February 18, 2026—Sentante announced that its Sentante stroke system has been accepted into the FDA Total Product Life Cycle Advisory Program (TAP), building on the Breakthrough Device designation granted in September 2025 and advancing the company’s regulatory pathway toward first-in-human remote stroke trials.

According to the company’s press release, thousands of devices are cleared by the FDA each year, whereas fewer than 200 annually receive Breakthrough Device designation, and an even smaller subset is selected for the TAP pilot. Sentante stated that it is the only endovascular robotic system with Breakthrough Device designation for stroke thrombectomy. TAP provides early and ongoing engagement with the FDA and partner agencies across clinical development, regulatory strategy, market access, and postmarket evidence generation. For interventionalists, TAP inclusion signals closer alignment with the agency as Sentante prepares to seek an investigational device exemption (IDE) for remote mechanical thrombectomy studies in acute ischemic stroke.

“Acceptance into the FDA’s TAP Program provides strong validation of both the urgency and the credibility of what we are building,” said Edvardas Satkauskas, CEO of Sentante. “TAP is about strategic support—we will be working hand-in-hand with the FDA to navigate external hurdles like insurance (reimbursement) and faster doctor adoption, helping us to derisk and accelerate the pathway to commercial success.”
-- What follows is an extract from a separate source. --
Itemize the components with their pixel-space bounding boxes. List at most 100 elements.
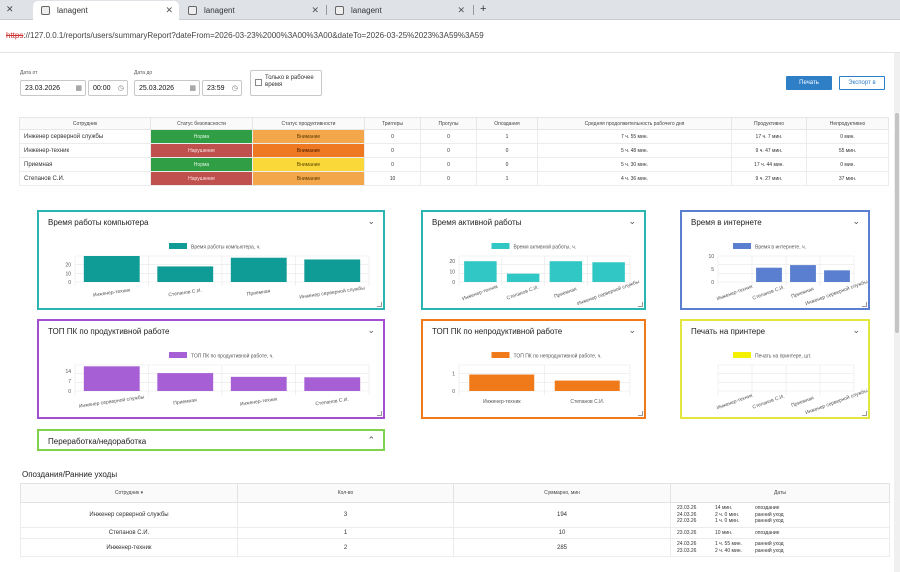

Mechanical thrombectomy is the standard of care for large-vessel occlusion stroke, but access remains limited. The company noted that > 60% of the United States population does not have timely access to a thrombectomy-capable center. Sentante’s device-agnostic, haptic endovascular robotic platform is designed to allow neurointerventionalists to perform thrombectomy remotely using off-the-shelf catheters and guidewires, with tactile feedback transmitted over a secure network.

Over the past year, the company reported completing a transatlantic remote stroke thrombectomy on perfused human cadaver models and a multiday Good Laboratory Practice (GLP) live-subject study comprising 24 remote thrombectomy procedures conducted from three continents. “Our recent live-subject GLP studies demonstrated that the system can safely and precisely operate in complex, living biological environments,” said Tomas Baltrunas, MD, Co-Founder and Chief Medical Officer of Sentante. “TAP allows us to build directly on that evidence with early regulatory input, helping ensure that our clinical strategy is robust, efficient, and focused on patient safety.”
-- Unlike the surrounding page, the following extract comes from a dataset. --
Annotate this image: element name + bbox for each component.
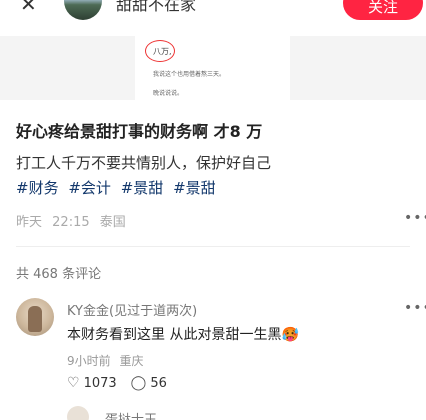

Under TAP, initial discussions will focus on clinical trial design, endpoints, and risk mitigation strategies to support an IDE application for first-in-human remote stroke studies. In parallel, the company stated that it is pursuing regulatory clearance for a peripheral vascular indication, positioning the platform as a multivascular robotic system.

Sentante, founded in 2017, develops a haptic, device-agnostic endovascular robotic platform intended for remote performance of neurovascular, peripheral vascular, and cardiovascular procedures, according to the company.